The 64-mile Fife Pilgrim Way route reopens to the public on Friday following extensive development and upgrading over the last five years.
The trail will be the first new long-distance route to open in the Kingdom since the Fife Coastal Path in 2002.
The Fife Pilgrim Way has been restored to make it easier for more people to enjoy the experience through a new website, a walking map, a Pilgrims Passport, an interactive trail, rest points and a smartphone app to share the scenery along the route.
The 64-mile inland trail is expected to take between five or six days to complete in its entirety, or users are encouraged to enjoy shorter walks and circular routes using Fife’s existing network of rights of way, paths and tracks.
The route can begin at either Culross or North Queensferry, crossing through the heart of Fife to St Andrews taking in a host of Scottish treasures including medieval landmarks, picturesque villages and stunning inland views of the Perthshire, Forth and Tay Estuaries and the Lomond Hills.
The trail follows one of the routes taken by countless pilgrims to St Andrews – one of the most renowned pilgrim destinations in Medieval Europe for over 400 years.
Stephen Carter, chairman of Fife Coast and Countryside Trust Board, said: “I would like to thank all involved in the completion of this new long-distance route for Fife, which underlines the position of Fife as The Outdoor Kingdom for the benefit and enjoyment of the citizens of Fife, and many thousands of visitors who choose to spend their leisure time in Fife.”
The route is expected to attract 140,000 domestic and international users, rising to 200,000 after four years, while bringing additional tourism to less visited parts of inland Fife.

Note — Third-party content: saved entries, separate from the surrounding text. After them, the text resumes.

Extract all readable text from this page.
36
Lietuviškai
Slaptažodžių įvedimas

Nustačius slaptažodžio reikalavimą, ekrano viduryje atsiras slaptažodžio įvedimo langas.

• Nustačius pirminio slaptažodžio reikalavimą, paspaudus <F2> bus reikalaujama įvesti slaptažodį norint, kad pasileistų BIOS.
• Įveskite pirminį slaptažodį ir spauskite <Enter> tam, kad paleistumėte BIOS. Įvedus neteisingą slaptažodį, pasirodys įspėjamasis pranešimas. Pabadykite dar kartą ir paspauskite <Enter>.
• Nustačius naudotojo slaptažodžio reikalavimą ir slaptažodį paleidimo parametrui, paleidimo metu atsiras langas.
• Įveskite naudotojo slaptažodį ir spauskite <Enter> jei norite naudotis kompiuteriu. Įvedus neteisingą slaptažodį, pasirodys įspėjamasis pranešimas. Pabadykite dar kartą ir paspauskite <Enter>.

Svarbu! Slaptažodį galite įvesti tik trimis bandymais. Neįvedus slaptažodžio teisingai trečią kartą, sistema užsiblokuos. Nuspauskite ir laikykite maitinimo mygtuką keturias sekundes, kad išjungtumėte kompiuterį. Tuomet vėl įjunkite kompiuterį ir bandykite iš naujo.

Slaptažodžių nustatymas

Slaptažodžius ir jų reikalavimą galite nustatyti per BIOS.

Travel and tourism have been a core element of Fife’s heritage and culture since medieval times, and now generate millions for Fife’s economy – £588m in 2018 – and supports around 12,000 jobs.
Fife Pilgrim Way received £399,000 funding from The National Lottery Heritage Fund Scotland towards the route’s restoration, in addition to contributions from other partners.
Lord Thurso, VisitScotland chairman, added: “Scotland is renowned as a tourism destination with excellent walking trails and long-distance routes.
“This is reflected by over 3.9 million of domestic visitor trips to Scotland featuring walking.
“The new Fife Pilgrim Way offers a new route on Scotland’s walking map, giving visitors the opportunity to explore different parts of Fife on foot by delving into its past from medieval pilgrimage to modern industrial heritage whilst enjoying the great outdoors and the beautiful scenery which Fife has to offer.
“Scotland’s reputation as a quality destination relies on continued investment and innovation in order to ensure that current provision meets future demand.
“The opening of this new walking route responds to the growing interest from visitors in health and well-being as part of their holidays as well highlighting the region’s commitment to spread the benefits of tourism across Fife”.